Eleven Chinese military aircraft crossed the Taiwan Strait’s median line or entered Taiwan’s air defense zone on Aug. 14, a day after 13 planes had crossed the strait, the island’s defense ministry said.
The Chinese regime has conducted military drills around the island since U.S. House Speaker Nancy Pelosi (D-Calif.) visited Taipei in early August.
The Chinese Communist Party (CCP) claims sovereignty over Taiwan, which has its own military, democratically elected government, and constitution. Taiwan’s government rejects the CCP’s claims and says the island’s residents should decide its future.

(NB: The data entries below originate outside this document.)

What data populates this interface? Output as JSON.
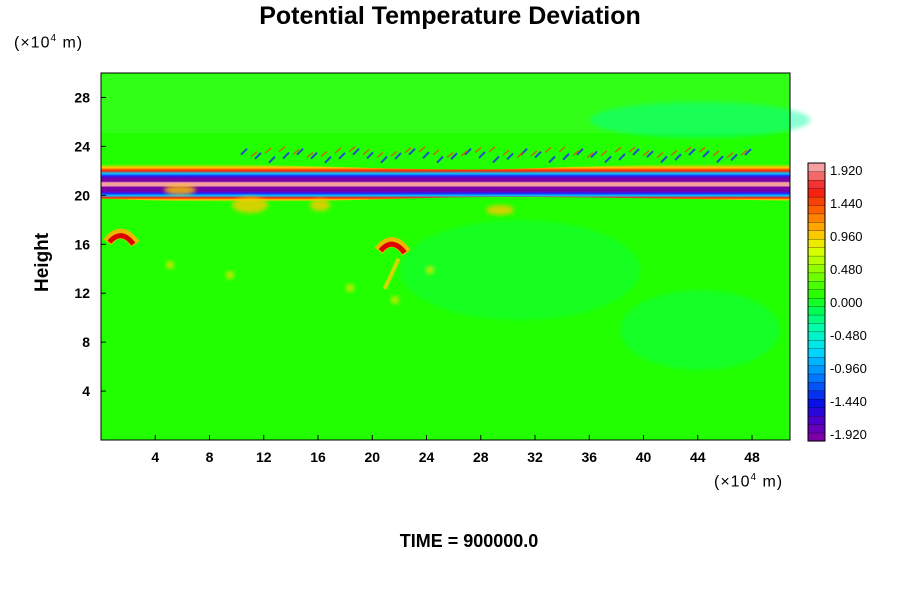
{
  "chart_data": {
    "type": "heatmap",
    "title": "Potential Temperature Deviation",
    "ylabel": "Height",
    "xlabel": "",
    "x_unit": "(×10⁴ m)",
    "y_unit": "(×10⁴ m)",
    "x_ticks": [
      4,
      8,
      12,
      16,
      20,
      24,
      28,
      32,
      36,
      40,
      44,
      48
    ],
    "y_ticks": [
      4,
      8,
      12,
      16,
      20,
      24,
      28
    ],
    "xlim": [
      0,
      50.8
    ],
    "ylim": [
      0,
      30
    ],
    "colorbar": {
      "min": -1.92,
      "max": 1.92,
      "levels": 33,
      "tick_labels": [
        "1.920",
        "1.440",
        "0.960",
        "0.480",
        "0.000",
        "-0.480",
        "-0.960",
        "-1.440",
        "-1.920"
      ]
    },
    "background_value": 0.0,
    "features": [
      {
        "kind": "band",
        "y_center": 21.2,
        "value": 1.9
      },
      {
        "kind": "band",
        "y_center": 20.4,
        "value": -1.9
      },
      {
        "kind": "band",
        "y_center": 22.0,
        "value": -1.9
      },
      {
        "kind": "blob",
        "x": 21.5,
        "y": 15.8,
        "value": 1.6
      },
      {
        "kind": "blob",
        "x": 1.5,
        "y": 16.5,
        "value": 1.5
      }
    ]
  },
  "footer": {
    "time_label": "TIME = 900000.0"
  },
  "colors": {
    "background_field": "#22ff00",
    "positive_max": "#f4a0a0",
    "negative_max": "#7a00a8",
    "zero": "#2aff00"
  }
}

While the Chinese regime’s drills around Taiwan have abated, it’s still carrying out military activities.
U.S. officials said Beijing “overreacted” to Pelosi’s visit and used it as a pretext to try to change the status quo in the Taiwan Strait.
On Aug. 14, a delegation of U.S. lawmakers arrived in Taiwan for a two-day trip, the second high-level group to visit amid heightened military tensions between the self-ruled island and China. The group met Taiwan’s President Tsai Ing-wen on Aug. 15.

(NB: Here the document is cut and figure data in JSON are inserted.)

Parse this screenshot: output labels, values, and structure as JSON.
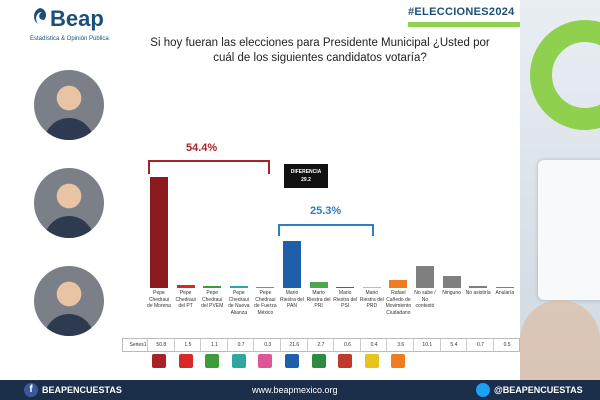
{
  "brand": {
    "name": "Beap",
    "tagline": "Estadística & Opinión Pública",
    "hashtag": "#ELECCIONES2024",
    "facebook": "BEAPENCUESTAS",
    "website": "www.beapmexico.org",
    "twitter": "@BEAPENCUESTAS"
  },
  "chart_data": {
    "type": "bar",
    "title": "Si hoy fueran las elecciones para Presidente Municipal ¿Usted por cuál de los siguientes candidatos votaría?",
    "series_name": "Series1",
    "categories": [
      "Pepe Chedraui de Morena",
      "Pepe Chedraui del PT",
      "Pepe Chedraui del PVEM",
      "Pepe Chedraui de Nueva Alianza",
      "Pepe Chedraui de Fuerza México",
      "Mario Riestra del PAN",
      "Mario Riestra del PRI",
      "Mario Riestra del PSI",
      "Mario Riestra del PRD",
      "Rafael Cañedo de Movimiento Ciudadano",
      "No sabe / No contestó",
      "Ninguno",
      "No asistiría",
      "Anularía"
    ],
    "values": [
      50.8,
      1.5,
      1.1,
      0.7,
      0.3,
      21.6,
      2.7,
      0.6,
      0.4,
      3.6,
      10.1,
      5.4,
      0.7,
      0.5
    ],
    "value_labels": [
      "50.8",
      "1.5",
      "1.1",
      "0.7",
      "0.3",
      "21.6",
      "2.7",
      "0.6",
      "0.4",
      "3.6",
      "10.1",
      "5.4",
      "0.7",
      "0.5"
    ],
    "colors": [
      "#8b1a1f",
      "#d62a2a",
      "#3d9c3a",
      "#2fa6a0",
      "#e05597",
      "#1f5ea8",
      "#4aa84a",
      "#c0392b",
      "#e8c21e",
      "#f07c22",
      "#7f7f7f",
      "#7f7f7f",
      "#7f7f7f",
      "#7f7f7f"
    ],
    "ylim": [
      0,
      55
    ],
    "annotations": {
      "group_red": "54.4%",
      "group_blue": "25.3%",
      "difference_label": "DIFERENCIA",
      "difference_value": "29.2"
    }
  },
  "party_logos": [
    "morena-logo",
    "pt-logo",
    "pvem-logo",
    "nueva-alianza-logo",
    "fuerza-mexico-logo",
    "pan-logo",
    "pri-logo",
    "psi-logo",
    "prd-logo",
    "mc-logo"
  ],
  "party_logo_colors": [
    "#a82228",
    "#d62a2a",
    "#3d9c3a",
    "#2fa6a0",
    "#e05597",
    "#1f5ea8",
    "#2e8b3d",
    "#c0392b",
    "#e8c21e",
    "#f07c22"
  ]
}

The U.S. delegation is being led by Sen. Ed Markey (D-Mass.), who is being accompanied by four House lawmakers on what it described as part of a larger visit to the Indo–Pacific region.
“Especially at a time when China is raising tensions in the Taiwan Strait and the region with military exercises, Markey leading a delegation to visit Taiwan once again demonstrates the United States Congress’ firm support for Taiwan,” Taiwan’s presidential office said in a statement.

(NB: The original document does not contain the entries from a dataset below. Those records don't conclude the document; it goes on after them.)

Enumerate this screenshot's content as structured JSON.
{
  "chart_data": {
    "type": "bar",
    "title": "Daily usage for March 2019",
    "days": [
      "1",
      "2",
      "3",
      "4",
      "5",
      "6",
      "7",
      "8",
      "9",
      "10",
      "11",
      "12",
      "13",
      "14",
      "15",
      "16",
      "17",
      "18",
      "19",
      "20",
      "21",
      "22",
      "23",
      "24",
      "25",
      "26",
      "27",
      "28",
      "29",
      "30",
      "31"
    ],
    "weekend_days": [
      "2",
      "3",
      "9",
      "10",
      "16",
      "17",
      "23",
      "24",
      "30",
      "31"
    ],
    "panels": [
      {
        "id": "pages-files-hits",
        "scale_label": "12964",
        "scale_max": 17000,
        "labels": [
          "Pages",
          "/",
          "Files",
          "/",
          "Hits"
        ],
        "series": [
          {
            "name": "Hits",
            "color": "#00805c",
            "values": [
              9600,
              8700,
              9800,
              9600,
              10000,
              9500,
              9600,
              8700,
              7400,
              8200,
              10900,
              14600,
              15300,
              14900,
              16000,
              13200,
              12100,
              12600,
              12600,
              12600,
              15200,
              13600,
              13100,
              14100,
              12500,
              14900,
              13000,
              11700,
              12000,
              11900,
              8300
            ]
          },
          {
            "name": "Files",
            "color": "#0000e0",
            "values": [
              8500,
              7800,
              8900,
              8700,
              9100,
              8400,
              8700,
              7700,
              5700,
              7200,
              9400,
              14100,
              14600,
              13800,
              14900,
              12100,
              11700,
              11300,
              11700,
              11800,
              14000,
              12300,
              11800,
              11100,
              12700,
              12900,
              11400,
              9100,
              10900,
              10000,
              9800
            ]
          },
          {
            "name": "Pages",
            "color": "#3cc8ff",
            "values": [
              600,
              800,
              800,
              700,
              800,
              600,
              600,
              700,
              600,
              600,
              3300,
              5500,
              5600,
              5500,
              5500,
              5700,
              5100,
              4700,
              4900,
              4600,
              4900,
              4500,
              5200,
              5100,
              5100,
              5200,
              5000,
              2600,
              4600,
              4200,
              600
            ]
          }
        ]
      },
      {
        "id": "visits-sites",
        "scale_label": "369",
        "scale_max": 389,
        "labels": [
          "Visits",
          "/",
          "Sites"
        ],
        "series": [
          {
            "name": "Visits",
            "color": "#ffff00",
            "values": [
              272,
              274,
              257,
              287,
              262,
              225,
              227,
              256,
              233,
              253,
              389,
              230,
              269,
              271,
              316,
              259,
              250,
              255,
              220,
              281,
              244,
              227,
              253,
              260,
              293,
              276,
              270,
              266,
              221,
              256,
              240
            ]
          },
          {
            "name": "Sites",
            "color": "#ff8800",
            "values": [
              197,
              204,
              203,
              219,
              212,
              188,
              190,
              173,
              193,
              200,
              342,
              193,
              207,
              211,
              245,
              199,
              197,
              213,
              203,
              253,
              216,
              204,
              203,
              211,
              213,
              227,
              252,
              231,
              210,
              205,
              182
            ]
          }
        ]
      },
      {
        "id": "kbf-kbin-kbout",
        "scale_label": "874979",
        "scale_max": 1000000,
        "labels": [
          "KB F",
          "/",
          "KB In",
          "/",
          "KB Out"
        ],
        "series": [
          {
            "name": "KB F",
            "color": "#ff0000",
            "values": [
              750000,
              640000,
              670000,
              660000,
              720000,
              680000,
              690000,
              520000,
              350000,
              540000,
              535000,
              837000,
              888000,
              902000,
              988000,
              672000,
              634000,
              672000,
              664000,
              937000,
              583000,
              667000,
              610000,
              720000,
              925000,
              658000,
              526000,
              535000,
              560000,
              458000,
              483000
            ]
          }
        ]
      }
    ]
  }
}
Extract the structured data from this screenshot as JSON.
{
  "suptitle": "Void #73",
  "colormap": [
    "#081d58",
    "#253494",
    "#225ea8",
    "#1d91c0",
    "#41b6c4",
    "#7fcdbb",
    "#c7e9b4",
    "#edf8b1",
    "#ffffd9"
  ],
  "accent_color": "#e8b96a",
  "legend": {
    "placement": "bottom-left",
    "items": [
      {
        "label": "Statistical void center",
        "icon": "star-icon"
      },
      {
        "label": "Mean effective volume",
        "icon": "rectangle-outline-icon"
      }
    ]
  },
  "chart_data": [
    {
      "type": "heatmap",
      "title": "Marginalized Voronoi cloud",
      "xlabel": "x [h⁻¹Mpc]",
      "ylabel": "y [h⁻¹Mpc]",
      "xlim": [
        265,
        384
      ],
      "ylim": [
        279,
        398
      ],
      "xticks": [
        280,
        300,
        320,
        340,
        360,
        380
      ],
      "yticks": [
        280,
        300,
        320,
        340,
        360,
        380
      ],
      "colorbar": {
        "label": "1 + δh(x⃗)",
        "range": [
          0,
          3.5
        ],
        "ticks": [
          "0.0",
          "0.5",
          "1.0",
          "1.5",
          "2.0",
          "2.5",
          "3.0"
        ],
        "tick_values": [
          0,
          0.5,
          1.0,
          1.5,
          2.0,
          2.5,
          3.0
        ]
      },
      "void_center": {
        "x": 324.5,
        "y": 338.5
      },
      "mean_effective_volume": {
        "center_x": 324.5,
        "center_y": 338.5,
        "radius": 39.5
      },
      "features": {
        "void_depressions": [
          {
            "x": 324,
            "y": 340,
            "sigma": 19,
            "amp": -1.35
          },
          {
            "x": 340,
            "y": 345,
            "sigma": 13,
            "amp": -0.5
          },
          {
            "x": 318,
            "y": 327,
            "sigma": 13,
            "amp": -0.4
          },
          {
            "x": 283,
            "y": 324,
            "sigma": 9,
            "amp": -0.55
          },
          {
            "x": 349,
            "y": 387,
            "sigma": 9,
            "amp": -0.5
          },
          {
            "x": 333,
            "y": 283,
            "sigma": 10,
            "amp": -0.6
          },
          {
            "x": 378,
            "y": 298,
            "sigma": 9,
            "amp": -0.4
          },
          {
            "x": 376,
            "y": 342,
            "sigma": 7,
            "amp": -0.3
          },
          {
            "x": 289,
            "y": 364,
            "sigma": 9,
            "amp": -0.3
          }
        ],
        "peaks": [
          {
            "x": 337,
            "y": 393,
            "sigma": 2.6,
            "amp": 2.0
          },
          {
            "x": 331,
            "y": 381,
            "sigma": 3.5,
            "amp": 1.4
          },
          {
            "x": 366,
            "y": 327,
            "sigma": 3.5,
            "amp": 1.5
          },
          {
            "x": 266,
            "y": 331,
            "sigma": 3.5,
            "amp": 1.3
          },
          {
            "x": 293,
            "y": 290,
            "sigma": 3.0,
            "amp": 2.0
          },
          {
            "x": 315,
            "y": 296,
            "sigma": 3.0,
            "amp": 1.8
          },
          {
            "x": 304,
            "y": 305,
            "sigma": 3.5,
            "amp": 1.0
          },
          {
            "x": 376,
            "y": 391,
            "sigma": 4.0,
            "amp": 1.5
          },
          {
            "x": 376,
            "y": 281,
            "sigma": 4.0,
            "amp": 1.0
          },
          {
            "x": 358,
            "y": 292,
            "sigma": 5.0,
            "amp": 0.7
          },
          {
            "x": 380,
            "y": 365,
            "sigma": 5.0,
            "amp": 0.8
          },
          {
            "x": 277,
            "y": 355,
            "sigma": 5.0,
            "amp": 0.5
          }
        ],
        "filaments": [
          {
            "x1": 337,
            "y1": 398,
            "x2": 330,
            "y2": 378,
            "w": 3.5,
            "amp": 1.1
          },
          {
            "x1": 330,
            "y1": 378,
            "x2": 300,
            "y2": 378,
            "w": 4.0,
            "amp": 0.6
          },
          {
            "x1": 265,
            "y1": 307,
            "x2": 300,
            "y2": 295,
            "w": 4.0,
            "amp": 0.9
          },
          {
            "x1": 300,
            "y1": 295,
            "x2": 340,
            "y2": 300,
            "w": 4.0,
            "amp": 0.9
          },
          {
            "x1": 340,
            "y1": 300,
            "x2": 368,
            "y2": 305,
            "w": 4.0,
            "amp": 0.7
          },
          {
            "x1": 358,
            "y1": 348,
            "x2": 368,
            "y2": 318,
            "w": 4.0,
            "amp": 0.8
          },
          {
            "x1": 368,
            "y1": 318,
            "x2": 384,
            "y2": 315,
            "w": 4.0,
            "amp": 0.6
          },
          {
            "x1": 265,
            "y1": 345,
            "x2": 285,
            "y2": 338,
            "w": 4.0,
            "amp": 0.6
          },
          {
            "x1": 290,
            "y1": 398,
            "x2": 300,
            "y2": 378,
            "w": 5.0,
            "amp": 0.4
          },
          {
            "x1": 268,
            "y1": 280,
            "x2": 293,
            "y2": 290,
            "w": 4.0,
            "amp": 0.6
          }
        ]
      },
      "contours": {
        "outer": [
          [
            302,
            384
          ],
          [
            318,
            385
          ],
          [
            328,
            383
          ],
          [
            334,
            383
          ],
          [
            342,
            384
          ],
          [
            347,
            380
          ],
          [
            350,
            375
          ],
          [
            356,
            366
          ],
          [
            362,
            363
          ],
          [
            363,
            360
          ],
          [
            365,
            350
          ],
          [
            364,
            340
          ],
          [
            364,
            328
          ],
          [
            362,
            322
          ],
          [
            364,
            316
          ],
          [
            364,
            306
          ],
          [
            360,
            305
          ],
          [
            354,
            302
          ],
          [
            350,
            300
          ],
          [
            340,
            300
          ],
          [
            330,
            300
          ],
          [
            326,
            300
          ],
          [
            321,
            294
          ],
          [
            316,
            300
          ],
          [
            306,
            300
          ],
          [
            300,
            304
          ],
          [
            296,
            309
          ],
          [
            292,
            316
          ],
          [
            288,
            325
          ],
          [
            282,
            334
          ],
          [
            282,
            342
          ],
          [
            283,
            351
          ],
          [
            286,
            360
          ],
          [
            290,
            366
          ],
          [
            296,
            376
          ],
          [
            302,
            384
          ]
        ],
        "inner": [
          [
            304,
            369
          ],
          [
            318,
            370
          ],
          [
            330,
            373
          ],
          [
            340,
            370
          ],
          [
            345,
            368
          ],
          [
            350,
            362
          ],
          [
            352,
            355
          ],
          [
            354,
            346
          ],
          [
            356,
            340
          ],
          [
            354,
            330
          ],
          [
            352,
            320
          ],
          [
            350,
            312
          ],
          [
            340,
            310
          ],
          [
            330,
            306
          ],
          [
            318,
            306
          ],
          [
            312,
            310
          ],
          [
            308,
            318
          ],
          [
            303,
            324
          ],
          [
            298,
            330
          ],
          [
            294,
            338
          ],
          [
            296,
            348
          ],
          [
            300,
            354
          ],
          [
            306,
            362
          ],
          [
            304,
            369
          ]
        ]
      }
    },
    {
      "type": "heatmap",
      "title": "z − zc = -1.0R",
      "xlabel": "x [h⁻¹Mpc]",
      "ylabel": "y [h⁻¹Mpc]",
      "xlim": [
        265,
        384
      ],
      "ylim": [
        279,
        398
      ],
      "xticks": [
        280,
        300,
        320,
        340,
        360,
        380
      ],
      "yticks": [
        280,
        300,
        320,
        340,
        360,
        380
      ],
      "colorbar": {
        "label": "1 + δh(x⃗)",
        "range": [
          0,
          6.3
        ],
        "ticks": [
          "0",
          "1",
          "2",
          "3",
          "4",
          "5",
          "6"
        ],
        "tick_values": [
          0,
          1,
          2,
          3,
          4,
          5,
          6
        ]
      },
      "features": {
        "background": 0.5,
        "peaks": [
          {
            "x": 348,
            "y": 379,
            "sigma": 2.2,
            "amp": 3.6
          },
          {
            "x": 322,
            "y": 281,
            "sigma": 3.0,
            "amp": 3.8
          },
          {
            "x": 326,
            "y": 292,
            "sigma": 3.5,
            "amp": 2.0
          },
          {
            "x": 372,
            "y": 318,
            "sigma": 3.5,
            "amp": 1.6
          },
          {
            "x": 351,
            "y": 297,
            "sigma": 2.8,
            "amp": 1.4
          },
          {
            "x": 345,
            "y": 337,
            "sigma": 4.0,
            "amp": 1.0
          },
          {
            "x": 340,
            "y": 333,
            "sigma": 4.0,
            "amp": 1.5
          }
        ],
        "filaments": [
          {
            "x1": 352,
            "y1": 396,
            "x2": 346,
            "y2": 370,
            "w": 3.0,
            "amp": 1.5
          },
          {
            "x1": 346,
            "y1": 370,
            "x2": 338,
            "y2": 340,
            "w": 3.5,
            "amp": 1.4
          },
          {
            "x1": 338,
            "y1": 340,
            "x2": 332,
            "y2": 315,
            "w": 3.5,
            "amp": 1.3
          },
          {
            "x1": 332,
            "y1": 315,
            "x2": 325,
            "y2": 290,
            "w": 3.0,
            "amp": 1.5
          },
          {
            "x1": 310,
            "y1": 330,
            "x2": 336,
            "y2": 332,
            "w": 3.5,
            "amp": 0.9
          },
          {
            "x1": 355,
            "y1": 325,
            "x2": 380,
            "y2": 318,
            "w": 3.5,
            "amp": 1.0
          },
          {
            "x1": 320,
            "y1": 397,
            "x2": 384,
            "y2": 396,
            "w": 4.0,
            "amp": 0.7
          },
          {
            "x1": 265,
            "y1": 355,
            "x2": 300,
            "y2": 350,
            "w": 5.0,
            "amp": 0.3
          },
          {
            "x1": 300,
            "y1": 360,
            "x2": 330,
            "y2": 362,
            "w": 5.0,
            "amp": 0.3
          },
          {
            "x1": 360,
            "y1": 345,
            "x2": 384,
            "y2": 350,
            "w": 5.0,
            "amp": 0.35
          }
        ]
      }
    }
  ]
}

Markey chairs the Senate Foreign Relations East Asia, Pacific, and International Cybersecurity subcommittee. The co-leaders of the visit are Rep. John Garamendi (D-Calif.) of the congressional Nuclear Weapons and Arms Control Working Group and Rep. Don Beyer (D-Va.), a spokesperson for Markey said.
The Chinese embassy in Washington said on Aug. 14 that “members of the U.S. Congress should act in consistence with the U.S. government’s one-China policy” and argued the latest congressional visit “once again proves that the U.S. does not want to see stability across the Taiwan Straits.”
A spokesperson for the White House National Security Council said members of Congress have gone to Taiwan for decades and will continue to do so, adding that such visits are in accordance with the United States’ long-standing one-China policy.
Under that policy, the United States has official diplomatic relations with Beijing, and not Taiwan. However, Washington doesn’t take a position on whether Beijing has sovereignty over Taiwan, and is bound under U.S. law to provide Taiwan with the means to defend itself.
Markey’s office said the lawmakers in Taiwan “will reaffirm the United States’ support for Taiwan as guided by the Taiwan Relations Act, U.S.–China Joint Communiques, and Six Assurances, and will encourage stability and peace across the Taiwan Strait.”